Dr. Brenda Nicolas (Bene Xhiin, Zapotec) is Assistant Professor in Global Studies at UC Irvine where her work looks at the transborder communal experiences of Zapotec diasporas in Los Angeles. Dr. Nicolas received her PhD in Chicana/o and Central American Studies (UCLA). She has an M.A. in Chicana/o Studies (UCLA) and an M.A. in Latin American Studies from UC San Diego. She holds a B.A in Sociology and Latin American Studies from UC Riverside. She lives in LA and enjoys spending time outdoors with her son and husband.
La Dra.

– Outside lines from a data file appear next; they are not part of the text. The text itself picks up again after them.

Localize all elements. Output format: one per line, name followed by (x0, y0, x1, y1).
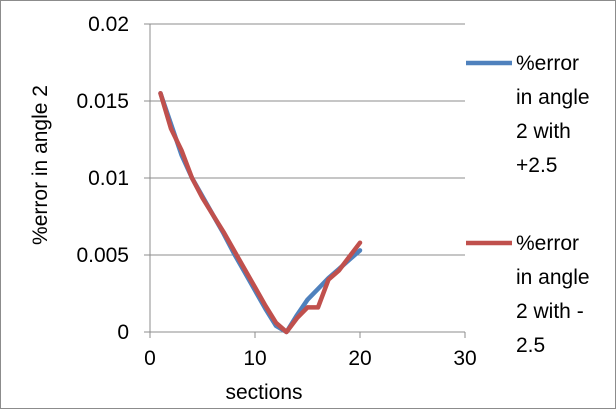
x-axis-title: sections (225, 381, 302, 404)
legend-entry-line: 2.5 (516, 334, 545, 357)
legend-entry-line: 2 with - (516, 300, 584, 323)
x-tick-label: 20 (348, 347, 371, 370)
y-axis-tick-labels: 0 0.005 0.01 0.015 0.02 (76, 13, 129, 344)
legend-entry-line: in angle (516, 266, 590, 289)
y-tick-label: 0.01 (88, 167, 129, 190)
y-axis-title: %error in angle 2 (29, 85, 52, 245)
series-lines (158, 91, 363, 335)
legend-entry-1: %error in angle 2 with +2.5 (516, 52, 590, 177)
y-tick-label: 0.02 (88, 13, 129, 36)
legend-entry-line: in angle (516, 86, 590, 109)
x-tick-label: 30 (453, 347, 476, 370)
series-line-2 (158, 91, 363, 335)
y-tick-label: 0 (117, 321, 129, 344)
x-tick-label: 0 (144, 347, 156, 370)
y-tick-label: 0.005 (76, 244, 129, 267)
x-tick-label: 10 (243, 347, 266, 370)
x-axis-tick-labels: 0 10 20 30 (144, 347, 477, 370)
legend: %error in angle 2 with +2.5 %error in angle 2 … (466, 52, 590, 357)
legend-entry-line: 2 with (516, 120, 571, 143)
legend-entry-line: %error (516, 232, 579, 255)
y-tick-label: 0.015 (76, 90, 129, 113)
axes (144, 23, 466, 338)
legend-entry-line: %error (516, 52, 579, 75)
gridlines (150, 23, 465, 256)
legend-entry-2: %error in angle 2 with - 2.5 (516, 232, 590, 357)
legend-entry-line: +2.5 (516, 154, 557, 177)
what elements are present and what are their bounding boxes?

Brenda Nicolás (Bene xhiin, zapoteca) es Profesora Asistente en la facultad de Estudios de Globalidad en UC Irvine donde su trabajo analiza las experiencias comunitarias transfronterizas de las diásporas zapotecas en Los Ángeles. La Dra. Nicolás recibió su doctorado en Chicana/o y Estudios Centroamericanos (UCLA) donde también completó una Maestría. Tiene una Maestría en Estudios Latinoamericanos de UC San Diego y recibió una licenciatura en Sociología y Estudios Latinoamericanos de UC Riverside. Vive en Los Ángeles y le gusta pasar tiempo en las afueras con su hijo y esposo.